С кладбища я вернулась в отель. Подумала, что все это я смогу перепахать работой. И свою печаль тоже. Но получилось так, что компьютер сыграл мне какую-то мелодию, и печаль снова сломала мой лемех. По волнам мелодии поплыла ложь: «Мне говорили, что будет легче, что все со временем пройдет». Подлая ложь, но так красиво спето, что я откупорила вино и села писать тебе. Сил думать у меня не осталось, а если немного и есть еще, то только на то, чтобы чувствовать.
Я скучаю по тебе. Я уже давно скучаю по тебе, но сейчас, прямо сейчас, я чувствую, что это похоже на приступ почечной колики. Если у тебя не было такой колики, то ты даже не знаешь, что у тебя есть почки.
Я хочу, чтобы ты обнял меня. Крепко-крепко. Но только на несколько минут. А потом чтобы раздел меня. Не торопясь.
Сегодня я бы предпочла не торопясь, а не так, как обычно. Сама удивляюсь своей наивности. После всего этого времени и при таком голоде это было бы невозможно. Я, наверное, схожу с ума. К счастью…
Я украла у тебя рубашку. Голубую. Прижимаюсь к ней, когда просыпаюсь утром.
Люблю тебя.
Без памяти.
Твоя Надя
P.S. Знаешь, влюбленные женщины гораздо лучше в постели…
@19
Вернувшись из Нью-Йорка, она поняла, что не работает, а тянет лямку. Ее не было всего пять дней, а все уже смотрели на нее, будто она вернулась после пяти месяцев пребывания в санатории и теперь должна каяться. А в результате – несколько сотен непрочитанных мейлов в почтовом ящике, несколько десятков сообщений, записанных на телефон, куча бумаг на подпись – и все должно быть сделано «еще вчера». Не думала, что человек может выполнить столько работы всего за несколько дней.
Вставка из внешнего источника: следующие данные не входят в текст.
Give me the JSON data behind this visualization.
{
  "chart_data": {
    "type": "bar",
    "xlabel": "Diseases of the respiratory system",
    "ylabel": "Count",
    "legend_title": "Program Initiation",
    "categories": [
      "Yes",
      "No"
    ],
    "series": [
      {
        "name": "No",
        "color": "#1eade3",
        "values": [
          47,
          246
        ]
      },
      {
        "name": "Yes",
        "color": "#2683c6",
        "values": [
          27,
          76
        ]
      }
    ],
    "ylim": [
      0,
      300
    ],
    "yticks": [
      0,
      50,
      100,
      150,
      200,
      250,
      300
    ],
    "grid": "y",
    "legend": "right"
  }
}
Она появлялась в офисе рано утром, домой возвращалась около девяти вечера. Иоахим уже ждал ее с ужином. Иногда, придя на работу, она обнаруживала в своей сумке пластиковые контейнеры с салатом, тюбики с соусом, вилочки, салфетки. И каждый раз свой любимый малиновый коктейль. Иоахим допускал, что у нее может не оказаться времени на обед, так что незаметно совал ей все это в сумку.
Каждый раз она выставляла все это на своем столе и тянулась за телефоном. Хотела поблагодарить его. Сказать, какой он нежный, заботливый, щедрый, любящий. Но прежде, чем успевала набрать его номер, всегда что-нибудь да происходило. Писк компьютера, возвещавший прибытие нового мейла, стук в дверь, взгляд на яркий листочек с важной информацией, приклеенный ее секретаршей к краю монитора. В результате она не звонила, не благодарила, а потом, занятая чем-то более важным, и вовсе забывала.
Она не могла выдавить из себя нежность, и нежность Иоахима становилась для нее обузой. Она не помнит, когда перестала любить своего мужа. Даже когда много лет назад изменила ему в Париже, она наверняка все еще любила его. Тогда это была реакция на его безразличие. Она жаждала его интереса, восхищения, страсти. Любящие молодые замужние женщины, которые стали неинтересны мужьям, поступают так, потому что постоянно помнят, как это было в начале, и хотят, чтобы у них было точно так же, как и тогда. И находят все это, ненадолго. В начале каждого нового романа в первые несколько ночей – это как пара брачных ночей подряд. Но после каждой такой «брачной» ночи всегда приходилось вставать утром и потихоньку покидать отель.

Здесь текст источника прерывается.